The Answer to the Question
Let’s return to Pilate’s question, “what is truth?” How do we know what is true? Notice our text again—“everyone on the side of truth LISTENS TO ME.” According to Jesus He must become the final authority for what is moral, right, good, and true. Jesus must be the filter by which Christians govern their lives. Questions about sexuality, marriage, life, race, justice, righteousness, morality, Heaven, hell, good, bad. . . every aspect of our lives must be interpreted through a christological, gospel-centered, lens.
We also need to avoid what Jack Cottrell calls the Christological fallacy. This is the fallacy that says the red letters of our Bibles are more important than everything else in the Bible. In fact, there is a particular group that brands themselves “red letter Christians.” But when Jesus says to Pilate “everyone on the side of truth listens to me” he means truth as recorded and preserved in our sixty-six books of the Bible. Jesus said just a chapter earlier in John’s gospel that God’s “word is truth (John 17:17).” The Apostle Paul says “all scripture is God-breathed (2 Timothy 3:16).” Jude says that we have the “faith once for all delivered to the Saints (Jude 3).”

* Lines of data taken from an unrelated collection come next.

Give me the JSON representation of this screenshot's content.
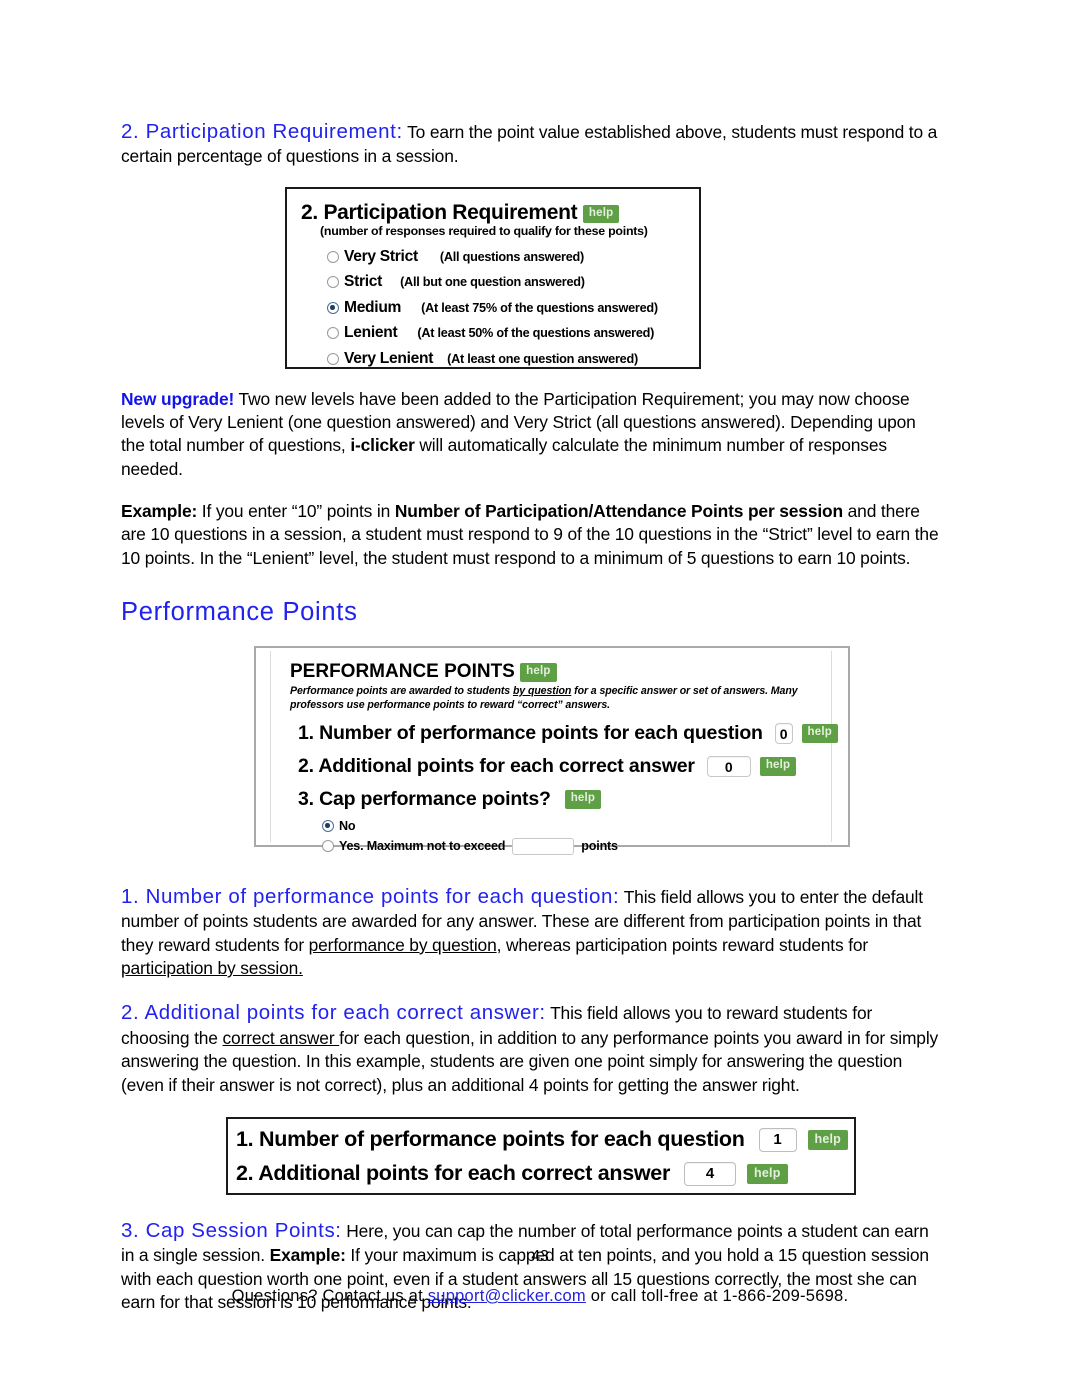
{
  "document": {
    "page_number": "43",
    "footer": {
      "before": "Questions? Contact us at ",
      "email": "support@clicker.com",
      "after": " or call toll-free at 1-866-209-5698."
    }
  },
  "participation": {
    "heading_blue": "2. Participation Requirement",
    "heading_colon": ":",
    "intro": " To earn the point value established above, students must respond to a certain percentage of questions in a session.",
    "screenshot": {
      "cutoff_text": "••  ••• ••",
      "title": "2. Participation Requirement",
      "help_label": "help",
      "subtitle": "(number of responses required to qualify for these points)",
      "options": [
        {
          "label": "Very Strict",
          "description": "(All questions answered)",
          "selected": false,
          "desc_indent": 22
        },
        {
          "label": "Strict",
          "description": "(All but one question answered)",
          "selected": false,
          "desc_indent": 18
        },
        {
          "label": "Medium",
          "description": "(At least 75% of the questions answered)",
          "selected": true,
          "desc_indent": 20
        },
        {
          "label": "Lenient",
          "description": "(At least 50% of the questions answered)",
          "selected": false,
          "desc_indent": 20
        },
        {
          "label": "Very Lenient",
          "description": "(At least one question answered)",
          "selected": false,
          "desc_indent": 14
        }
      ]
    },
    "new_upgrade": {
      "tag": "New upgrade!",
      "text_1": " Two new levels have been added to the Participation Requirement; you may now choose levels of Very Lenient (one question answered) and Very Strict (all questions answered). Depending upon the total number of questions, ",
      "bold_1": "i-clicker",
      "text_2": " will automatically calculate the minimum number of responses needed."
    },
    "example": {
      "tag": "Example:",
      "text_1": " If you enter “10” points in ",
      "bold_1": "Number of Participation/Attendance Points per session",
      "text_2": " and there are 10 questions in a session, a student must respond to 9 of the 10 questions in the “Strict” level to earn the 10 points. In the “Lenient” level, the student must respond to a minimum of 5 questions to earn 10 points."
    }
  },
  "performance": {
    "section_heading": "Performance Points",
    "screenshot": {
      "title": "PERFORMANCE POINTS",
      "help_label": "help",
      "note_before": "Performance points are awarded to students ",
      "note_underline": "by question",
      "note_after": " for a specific answer or set of answers. Many professors use performance points to reward “correct” answers.",
      "rows": [
        {
          "label": "1. Number of performance points for each question",
          "value": "0",
          "help_label": "help"
        },
        {
          "label": "2. Additional points for each correct answer",
          "value": "0",
          "help_label": "help"
        },
        {
          "label": "3. Cap performance points?",
          "value": null,
          "help_label": "help"
        }
      ],
      "cap_options": [
        {
          "label": "No",
          "selected": true
        },
        {
          "label": "Yes. Maximum not to exceed",
          "selected": false,
          "suffix": "points",
          "input_value": ""
        }
      ]
    },
    "item1": {
      "heading_blue": "1. Number of performance points for each question",
      "heading_colon": ":",
      "text_1": " This field allows you to enter the default number of points students are awarded for any answer. These are different from participation points in that they reward students for ",
      "underline_1": "performance by question",
      "text_2": ", whereas participation points reward students for ",
      "underline_2": "participation by session.",
      "text_3": ""
    },
    "item2": {
      "heading_blue": "2. Additional points for each correct answer",
      "heading_colon": ":",
      "text_1": " This field allows you to reward students for choosing the ",
      "underline_1": "correct answer ",
      "text_2": "for each question, in addition to any performance points you award in for simply answering the question. In this example, students are given one point simply for answering the question (even if their answer is not correct), plus an additional 4 points for getting the answer right."
    },
    "screenshot_filled": {
      "rows": [
        {
          "label": "1. Number of performance points for each question",
          "value": "1",
          "help_label": "help"
        },
        {
          "label": "2. Additional points for each correct answer",
          "value": "4",
          "help_label": "help"
        }
      ]
    },
    "item3": {
      "heading_blue": "3. Cap Session Points",
      "heading_colon": ":",
      "text_1": " Here, you can cap the number of total performance points a student can earn in a single session. ",
      "bold_1": "Example:",
      "text_2": " If your maximum is capped at ten points, and you hold a 15 question session with each question worth one point, even if a student answers all 15 questions correctly, the most she can earn for that session is 10 performance points."
    }
  },
  "colors": {
    "heading_blue": "#2222ee",
    "help_badge_green": "#5fa046",
    "link_blue": "#2222dd"
  }
}
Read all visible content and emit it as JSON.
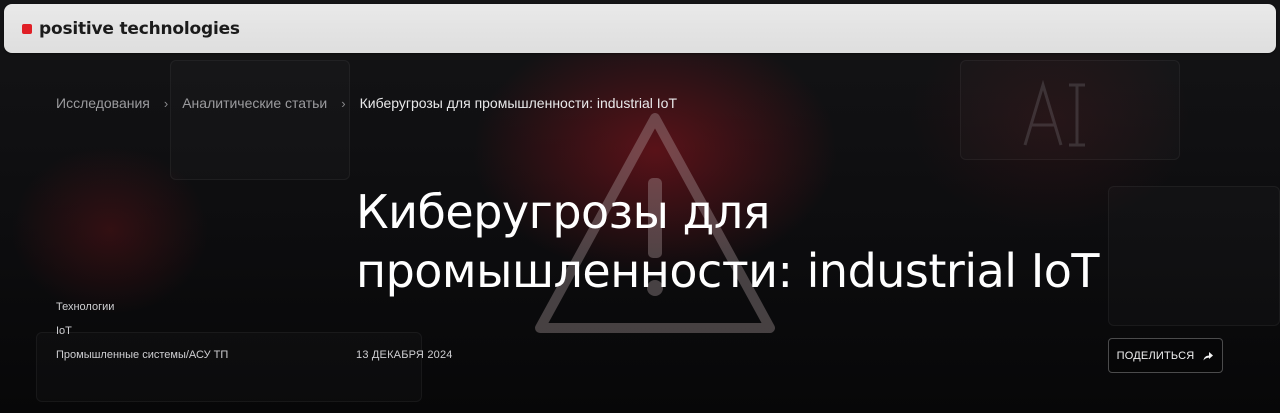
{
  "header": {
    "logo_text": "positive technologies",
    "brand_color": "#e01f26"
  },
  "breadcrumb": {
    "items": [
      "Исследования",
      "Аналитические статьи"
    ],
    "current": "Киберугрозы для промышленности: industrial IoT",
    "separator": "›"
  },
  "article": {
    "title_line1": "Киберугрозы для",
    "title_line2": "промышленности: industrial IoT",
    "date": "13 ДЕКАБРЯ 2024",
    "tags": [
      "Технологии",
      "IoT",
      "Промышленные системы/АСУ ТП"
    ]
  },
  "share": {
    "label": "ПОДЕЛИТЬСЯ",
    "icon": "share-arrow-icon"
  }
}
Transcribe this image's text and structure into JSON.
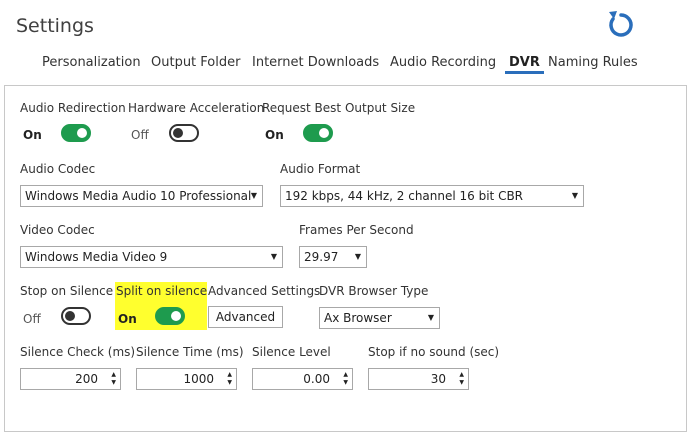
{
  "header": {
    "title": "Settings",
    "refresh_icon": "refresh-icon",
    "accent": "#2a6ebb"
  },
  "tabs": [
    {
      "label": "Personalization"
    },
    {
      "label": "Output Folder"
    },
    {
      "label": "Internet Downloads"
    },
    {
      "label": "Audio Recording"
    },
    {
      "label": "DVR",
      "active": true
    },
    {
      "label": "Naming Rules"
    }
  ],
  "toggles": {
    "audio_redirection": {
      "label": "Audio Redirection",
      "state": "On"
    },
    "hardware_acceleration": {
      "label": "Hardware Acceleration",
      "state": "Off"
    },
    "request_best_output": {
      "label": "Request Best Output Size",
      "state": "On"
    },
    "stop_on_silence": {
      "label": "Stop on Silence",
      "state": "Off"
    },
    "split_on_silence": {
      "label": "Split on silence",
      "state": "On"
    }
  },
  "fields": {
    "audio_codec": {
      "label": "Audio Codec",
      "value": "Windows Media Audio 10 Professional"
    },
    "audio_format": {
      "label": "Audio Format",
      "value": "192 kbps, 44 kHz, 2 channel 16 bit CBR"
    },
    "video_codec": {
      "label": "Video Codec",
      "value": "Windows Media Video 9"
    },
    "frames_per_second": {
      "label": "Frames Per Second",
      "value": "29.97"
    },
    "advanced_settings": {
      "label": "Advanced Settings",
      "button": "Advanced"
    },
    "dvr_browser_type": {
      "label": "DVR Browser Type",
      "value": "Ax Browser"
    },
    "silence_check": {
      "label": "Silence Check (ms)",
      "value": "200"
    },
    "silence_time": {
      "label": "Silence Time (ms)",
      "value": "1000"
    },
    "silence_level": {
      "label": "Silence Level",
      "value": "0.00"
    },
    "stop_if_no_sound": {
      "label": "Stop if no sound (sec)",
      "value": "30"
    }
  },
  "colors": {
    "toggle_on": "#1e9b4e",
    "highlight": "#ffff2e"
  }
}
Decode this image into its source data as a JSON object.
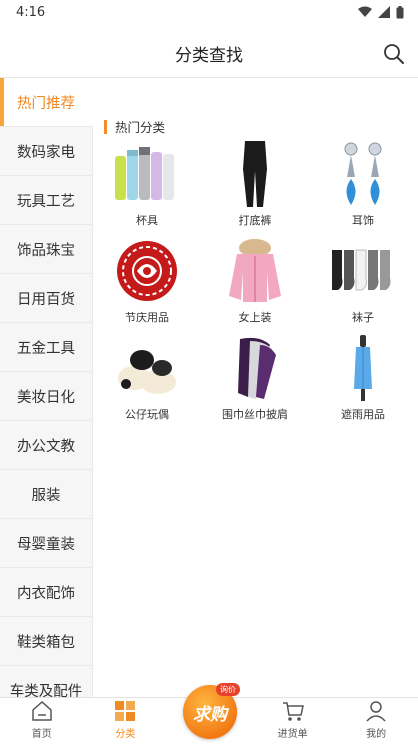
{
  "status_bar": {
    "time": "4:16"
  },
  "header": {
    "title": "分类查找"
  },
  "sidebar": {
    "items": [
      {
        "label": "热门推荐",
        "active": true
      },
      {
        "label": "数码家电"
      },
      {
        "label": "玩具工艺"
      },
      {
        "label": "饰品珠宝"
      },
      {
        "label": "日用百货"
      },
      {
        "label": "五金工具"
      },
      {
        "label": "美妆日化"
      },
      {
        "label": "办公文教"
      },
      {
        "label": "服装"
      },
      {
        "label": "母婴童装"
      },
      {
        "label": "内衣配饰"
      },
      {
        "label": "鞋类箱包"
      },
      {
        "label": "车类及配件"
      }
    ]
  },
  "main": {
    "section_title": "热门分类",
    "categories": [
      {
        "label": "杯具",
        "icon": "cups-icon"
      },
      {
        "label": "打底裤",
        "icon": "leggings-icon"
      },
      {
        "label": "耳饰",
        "icon": "earrings-icon"
      },
      {
        "label": "节庆用品",
        "icon": "papercut-icon"
      },
      {
        "label": "女上装",
        "icon": "jacket-icon"
      },
      {
        "label": "袜子",
        "icon": "socks-icon"
      },
      {
        "label": "公仔玩偶",
        "icon": "plush-icon"
      },
      {
        "label": "围巾丝巾披肩",
        "icon": "scarf-icon"
      },
      {
        "label": "遮雨用品",
        "icon": "umbrella-icon"
      }
    ]
  },
  "tabbar": {
    "items": [
      {
        "label": "首页",
        "icon": "home-icon"
      },
      {
        "label": "分类",
        "icon": "category-icon",
        "active": true
      },
      {
        "label": "进货单",
        "icon": "cart-icon"
      },
      {
        "label": "我的",
        "icon": "user-icon"
      }
    ],
    "promo_label": "求购",
    "promo_badge": "询价"
  },
  "colors": {
    "accent": "#f08a24",
    "sidebar_bg": "#f5f5f5"
  }
}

Pilate’s question, “what is truth?” is heart breaking because he was looking into the eyes of truth himself. Similarly, the search for truth through the last 200 years is equally disappointing because God’s word is truth, and yet its pages are either completely ignored or twisted to such a degree truth is misrepresented. Wisdom and truth begin by seeking our creator and listening to what He has revealed. As the sage said many years ago: “Trust in the Lord with all your heart, and do not lean on your own understanding (Proverbs 3:5).”